Suriname: l'ancien président Bouterse, dirigeant autocrate et populaire
Décédé mardi à l'âge de 79 ans, l'ancien président du Suriname Desi Bouterse, en fuite depuis un an après une condamnation en justice, restait très populaire, notamment dans les classes les plus pauvres de son pays.
"Quel qu'il soit (le verdict), je suis prêt. Parce que je suis convaincu que l'autre juge (Dieu) m'acquittera à 100%", avait déclara l'ancien dirigeant autocrate à propos de son procès.
Rattrapé par la justice pour l'assassinat de 15 opposants en 1982, il avait été condamné en décembre 2023 à 20 ans de prison.
Auteur de deux coups d'Etat, l'homme fort de l'armée, qui dirigeait une junte en 1982, avait été élu président du Suriname en 2010 et l'était resté jusqu'en 2020.
Il était aussi recherché par Interpol qui avait émis un mandat d'arrêt contre M. Bouterse après sa condamnation à 11 ans de prison en 1999 aux Pays-Bas pour trafic de cocaïne. Son statut de dirigeant l'avait cependant protégé de l'extradition.
Charismatique, "Bouta", son surnom, savait s'adresser aux foules, maniant formules chocs et discours percutants souvent avec des pointes d'humour ou d'ironie qui plaisaient aux foules.
"Tu arrives? Mais où arrives-tu?" avait-il notamment lancé à l'actuel président Chan Santokhi en se moquant de son slogan de campagne.
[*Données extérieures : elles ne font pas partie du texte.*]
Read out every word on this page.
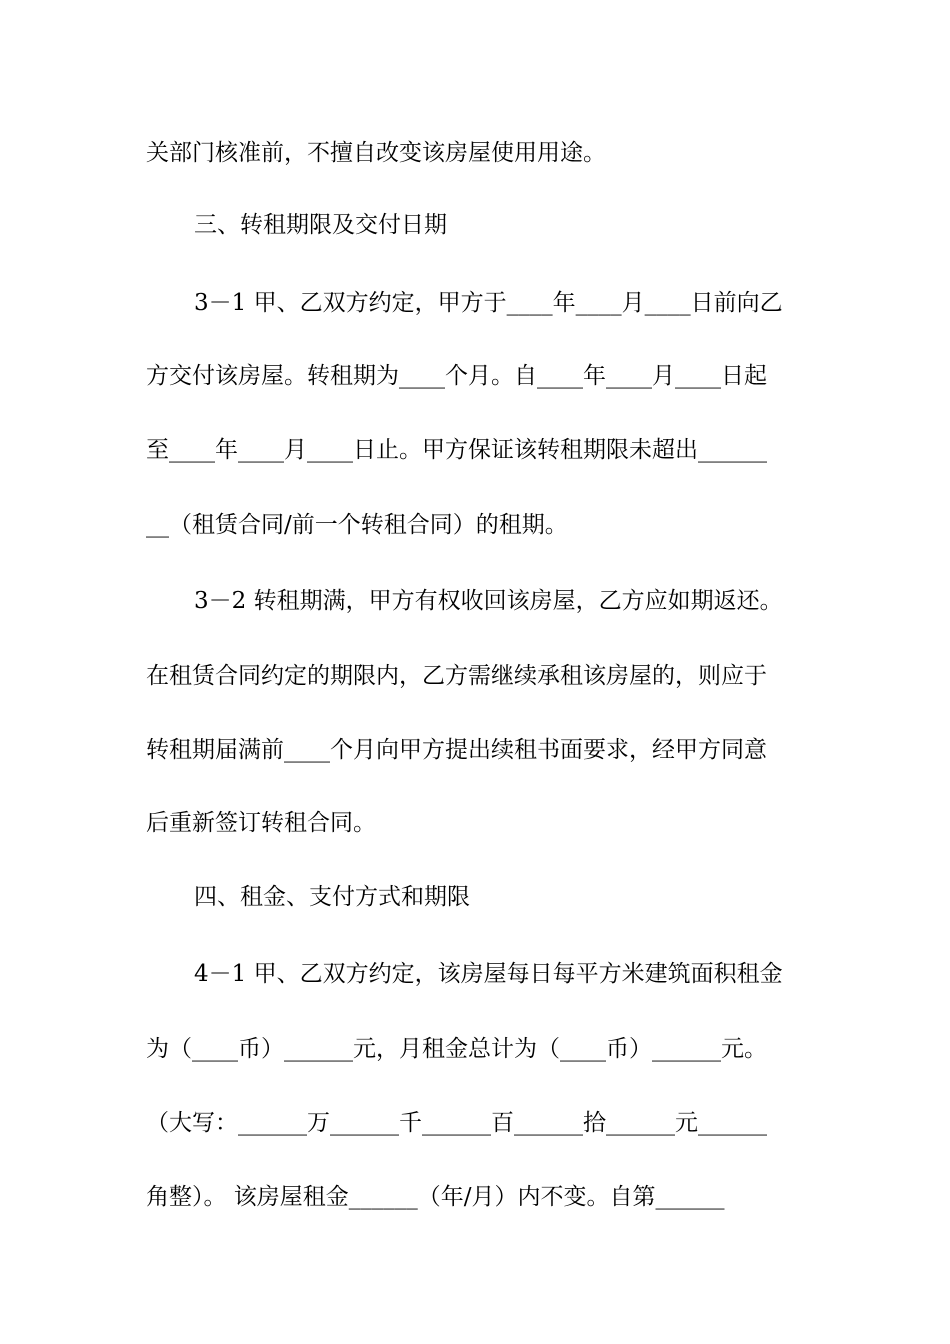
关部门核准前，不擅自改变该房屋使用用途。
三、转租期限及交付日期
3－1 甲、乙双方约定，甲方于____年____月____日前向乙
方交付该房屋。转租期为____个月。自____年____月____日起
至____年____月____日止。甲方保证该转租期限未超出______
__（租赁合同/前一个转租合同）的租期。
3－2 转租期满，甲方有权收回该房屋，乙方应如期返还。
在租赁合同约定的期限内，乙方需继续承租该房屋的，则应于
转租期届满前____个月向甲方提出续租书面要求，经甲方同意
后重新签订转租合同。
四、租金、支付方式和期限
4－1 甲、乙双方约定，该房屋每日每平方米建筑面积租金
为（____币）______元，月租金总计为（____币）______元。
（大写：______万______千______百______拾______元______
角整）。 该房屋租金______（年/月）内不变。自第______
L'interrogation avait fait fureur lors de l'élection de 2015 et est encore souvent citée aujourd'hui.
Né en 1945, Desi Bouterse avait embrassé la carrière militaire se formant notamment aux Pays-Bas, l'ancienne puissance coloniale, qu'il se plaisait à critiquer.
Moins de cinq ans après l'indépendance (25 novembre 1975), Desi Bouterse alors âgé de 34 ans, s'était emparé du pouvoir pour "sauver" le pays en 1980, selon ses dires.
La dictature est brutale et en 1982 quinze opposants sont exécutés par balles dans la prison militaire de Paramaribo.
Le procès de ces exécutions n'aura lieu que des dizaines d'années plus tard avec un épilogue en 2023.
Desi Bouterse était resté aux commandes jusqu'en 1987 avant de mener un second coup d'Etat en 1990 pour un bref retour au pouvoir, jusqu'en 1991.
Il a dirigé le Suriname pendant une partie de la guerre civile qui a ravagé le pays de 1986 à 1992 avec notamment le massacre de Moiwana (au moins 35 morts) par l'armée en 1986.
En 2010, il revient au pouvoir par les urnes. Il y restera jusqu'en 2020 après une réélection en 2015 mais échouant à remporter un troisième mandat en 2020.
Sa condamnation en décembre 2023 avait mis fin à seize ans de procédures. "Il a fallu 41 ans, mais le long bras de la loi a finalement rattrapé Desi Bouterse", avait alors réagi Reed Brody, membre de l'ONG Commission internationale de juristes.
Quelques jours avant sa condamnation, des milliers de ses partisans s'étaient rassemblés au siège de son parti aux cris de "Free Bouta" ("Libérez Bouta").
Il avait appelé au calme, tout en soulignant son influence toujours importante sur la politique actuelle: "Ne semons pas la pagaille. Nous allons tenir jusqu'aux élections de 2025", avait-il dit alors que son parti lui promettait une amnistie...
Mais, tandis que les autorités lui avaient fait construire une cellule isolée dans le complexe de l'hôpital militaire près du centre de Paramaribo, au cas où il aurait besoin d'un traitement médical, M. Bouterse avait disparu en janvier jusqu'à sa mort.
Son fils Dino Bouterse, arrêté au Panama en 2013 et extradé vers les Etats-Unis, a été condamné à 16 ans de prison pour trafic de drogue par la justice américaine.